In simple terms, identity theft takes place when someone uses the personally identifiable information of someone other than himself or herself for the purpose of conducting a fraudulent business transaction. The thief walks away with the goods or services obtained, while the identity theft victim is left with the bill for a transaction of which they were unaware, until the bill arrives. This delay allows the thief ample time in most cases to disappear.
While United States federal law protects the victim from being held liable for the fraudulent purchase, it does not free them from the burden of proving it was fraudulent. This is where the real pain starts for the identity theft victim. Once the victim becomes aware of the fraud, there are steps that must be taken in order to preserve their financial innocence, as well as to protect themselves from further, and potentially worse, problems. For example, it is not usually too painful to quickly cancel a credit card and wait two or three days for a replacement card. However, if the identity theft extends to bank or brokerage accounts, it quickly becomes a very different matter. If a thief obtains the needed information to access your checking account, and they make a withdrawal without using a Visa® or MasterCard® protected debit card, that money is simply gone. If the transaction is made using a debit card with credit card protection, then again the victim’s liability is limited.
The irony is that credit card companies are the most prolific in marketing identity theft and identity fraud protection plans. If you hold to the crisis being of their making, then this is much like hiring the fox to watch the hen house, so to speak. However, there are other companies that are now marketing identity theft insurance. While this is a good idea, be sure to examine what is being insured. Since this is a relatively new market, there is no real standard yet. Some will offer to insure you against the financial loss, which although it sounds good, it is a limited risk since most identity theft transactions involve credit cards, and the victim’s liability is already limited. Others offer insurance that actually cares for the many, many hours it will take to document, track, and clean up the mess caused by identity theft. It is likely that if your identity is stolen, you will undergo a complete review of all accounts, quite possibly closing and re-opening several. Every transaction for a period of time will need to be scrutinized, and there may be multiple letters to multiple creditors before it is all said and done. The type of insurance that assigns a person to guide, coach, and walk through this with you may well be worth the cost, if you ever need it.

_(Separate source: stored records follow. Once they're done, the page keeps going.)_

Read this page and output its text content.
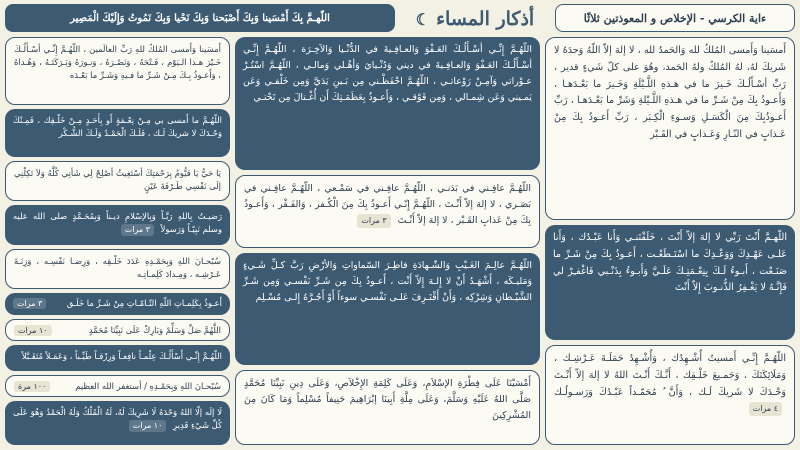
ءاية الكرسي - الإخلاص و المعوذتين ثلاثًا
أذكار المساء
☾
اللّهـمَّ بِكَ أَمْسَينا وَبِكَ أَصْبَحنا وَبِكَ نَحْيا وَبِكَ نَمُوتُ وَإِلَيْكَ الْمَصِير
أَمسَينا وَأَمسى المُلكُ لله وَالحَمدُ لله ، لا إلهَ إلاّ اللّهُ وَحدَهُ لا شَريكَ لهُ، لهُ المُلكُ ولهُ الحَمد، وهُوَ على كلّ شَيءٍ قدير ، رَبِّ أسْـأَلُـكَ خَـيرَ ما في هـذهِ اللَّـيْلَةِ وَخَـيرَ ما بَعْـدَهـا ، وَأَعـوذُ بِكَ مِنْ شَـرِّ ما في هـذهِ اللَّـيْلةِ وَشَرِّ ما بَعْـدَهـا ، رَبِّ أَعـوذُبِكَ مِنَ الْكَسَـلِ وَسـوءِ الْكِـبَر ، رَبِّ أَعـوذُ بِكَ مِنْ عَـذابٍ في النّـارِ وَعَـذابٍ في القَـبْر
اللّهـمَّ أَنْتَ رَبِّي لا إلهَ إلاّ أَنْتَ ، خَلَقْتَنـي وَأَنا عَبْـدُك ، وَأَنا عَلـى عَهْـدِكَ وَوَعْـدِكَ ما اسْتَـطَعْـت ، أَعـوذُ بِكَ مِنْ شَـرِّ ما صَنَـعْت ، أَبـوءُ لَـكَ بِنِعْـمَتِـكَ عَلَـيَّ وَأَبـوءُ بِذَنْـبي فَاغْفـِرْ لي فَإِنَّـهُ لا يَغْـفِرُ الذُّنـوبَ إِلاّ أَنْتَ
اللّهُـمَّ إِنِّـي أَمسيتُ أُشْـهِدُك ، وَأُشْـهِدُ حَمَلَـةَ عَـرْشِـك ، وَمَلَائِكَتَكَ ، وَجَمـيعَ خَلْـقِك ، أَنَّـكَ أَنْـتَ اللهُ لا إلهَ إلاّ أَنْـتَ وَحْـدَكَ لا شَريكَ لَـك ، وَأَنَّ ُ مُحَمّـداً عَبْـدُكَ وَرَسـولُـك ٤ مرات
اللّهُـمَّ إِنِّـي أسْـأَلُـكَ العَـفْوَ وَالعـافِـيةَ في الدُّنْـيا وَالآخِـرَة ، اللّهُـمَّ إِنِّـي أسْـأَلُـكَ العَـفْوَ وَالعـافِـيةَ في ديني وَدُنْـيايَ وَأهْـلي وَمالـي ، اللّهُـمَّ اسْتُـرْ عـوْراتي وَآمِـنْ رَوْعاتـي ، اللّهُـمَّ احْفَظْـني مِن بَـينِ يَدَيَّ وَمِن خَلْفـي وَعَن يَمـيني وَعَن شِمـالي ، وَمِن فَوْقـي ، وَأَعـوذُ بِعَظَمَـتِكَ أَن أُغْـتالَ مِن تَحْتـي
اللّهُـمَّ عافِـني في بَدَنـي ، اللّهُـمَّ عافِـني في سَمْـعي ، اللّهُـمَّ عافِـني في بَصَـري ، لا إلهَ إلاّ أَنْـتَ ، اللّهُـمَّ إِنّـي أَعـوذُ بِكَ مِنَ الْكُـفر ، وَالفَـقْر ، وَأَعـوذُ بِكَ مِنْ عَذابِ القَـبْر ، لا إلهَ إلاّ أَنْـتَ ٣ مرات
اللّهُـمَّ عالِـمَ الغَـيْبِ وَالشّـهادَةِ فاطِـرَ السّماواتِ وَالأرْضِ رَبَّ كـلِّ شَـيءٍ وَمَليـكَه ، أَشْهَـدُ أَنْ لا إِلـهَ إِلاّ أَنْت ، أَعـوذُ بِكَ مِن شَـرِّ نَفْسـي وَمِن شَـرِّ الشَّيْـطانِ وَشِرْكِه ، وَأَنْ أَقْتَـرِفَ عَلـى نَفْسـي سوءاً أَوْ أَجُـرَّهُ إِلـى مُسْـلِم
أَمْسَيْنَا عَلَى فِطْرَةِ الإسْلاَمِ، وَعَلَى كَلِمَةِ الإِخْلاَصِ، وَعَلَى دِينِ نَبِيِّنَا مُحَمَّدٍ صَلَّى اللهُ عَلَيْهِ وَسَلَّمَ، وَعَلَى مِلَّةِ أَبِينَا إبْرَاهِيمَ حَنِيفاً مُسْلِماً وَمَا كَانَ مِنَ المُشْرِكِينَ
أَمسَينا وَأَمسى المُلكُ للهِ رَبِّ العالَمين ، اللّهُـمَّ إِنِّـي أسْـأَلُـكَ خَـيْرَ هـذا الـيَوْم ، فَـتْحَهُ ، وَنَصْـرَهُ ، وَنـورَهُ وَبَـرَكَتَـهُ ، وَهُـداهُ ، وَأَعـوذُ بِـكَ مِـنْ شَـرِّ ما فـيهِ وَشَـرِّ ما بَعْـدَه
اللّهُـمَّ ما أَمسى بي مِـنْ نِعْـمَةٍ أَو بِأَحَـدٍ مِـنْ خَلْـقِك ، فَمِـنْكَ وَحْـدَكَ لا شريكَ لَـك ، فَلَـكَ الْحَمْـدُ وَلَـكَ الشُّـكْر
يَا حَيُّ يَا قيُّومُ بِرَحْمَتِكَ أسْتَغِيثُ أصْلِحْ لِي شَأنِي كُلَّهُ وَلاَ تَكِلْنِي إلَى نَفْسِي طَـرْفَةَ عَيْنٍ
رَضيـتُ بِاللهِ رَبَّـاً وَبِالإسْلامِ ديـناً وَبِمُحَـمَّدٍ صلى الله عليه وسلم نَبِيّـاً وَرَسولاً ٣ مرات
سُبْحـانَ اللهِ وَبِحَمْـدِهِ عَدَدَ خَلْـقِه ، وَرِضـا نَفْسِـه ، وَزِنَـةَ عَـرْشِـه ، وَمِـدادَ كَلِمـاتِـه
أَعـوذُ بِكَلِمـاتِ اللّهِ التّـامّـاتِ مِنْ شَـرِّ ما خَلَـق
٣ مرات
اللَّهُمَّ صَلِّ وَسَلِّمْ وَبَارِكْ عَلَى نَبِيِّنَا مُحَمَّدٍ
١٠ مرات
اللّهُـمَّ إِنِّـي أَسْأَلُـكَ عِلْمـاً نافِعـاً وَرِزْقـاً طَيِّـباً ، وَعَمَـلاً مُتَقَـبَّلاً
سُبْحـانَ اللهِ وَبِحَمْـدِهِ / أستغفر الله العظيم
١٠٠ مرة
لَا إلَه إلّا اللهُ وَحْدَهُ لَا شَرِيكَ لَهُ، لَهُ الْمُلْكُ وَلَهُ الْحَمْدُ وَهُوَ عَلَى كُلِّ شَيْءِ قَدِيرِ ١٠ مرات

If you find yourself the victim of identity theft or credit card fraud, there are several steps you must take as quickly as possible. Obviously, if you have identity theft insurance, you will want to work with them from the beginning, but if not, then consider the following steps, as adapted from the United States government web site, http://www.consumer.gov/idtheft/
First, contact the fraud department of one of the three major credit reporting agencies (Equifax, Experian, and TransUnion), and have them place a fraud alert on you credit report. This alert will cause creditors to follow certain procedures before opening any new accounts, and can go a long way to minimizing additional damage. At this point, start a written log of everything you do and everyone you speak with regarding this issue.
Second, close any accounts you know to have been compromised, and issue written disputes with the creditors. Keep copies of any written materials you send. Remember to log what was sent to whom, and when.
Third, file a complaint with the Federal Trade Commission. Instructions are available on the website mentioned above.
Fourth, and this is vital, file a police report either in your local community, or the community in which the fraud took place, if you know. Without a police report, it will be difficult to claim a crime was committed, even if the thief is located.
Needless to say, at least for the foreseeable future, Identity theft is here to stay and will increase. Yet another type of crime we must live with. Remember, your Identity to a thief is just a mere shadow, something to stand in and appear as one in the same against the digital light cast by modern commerce.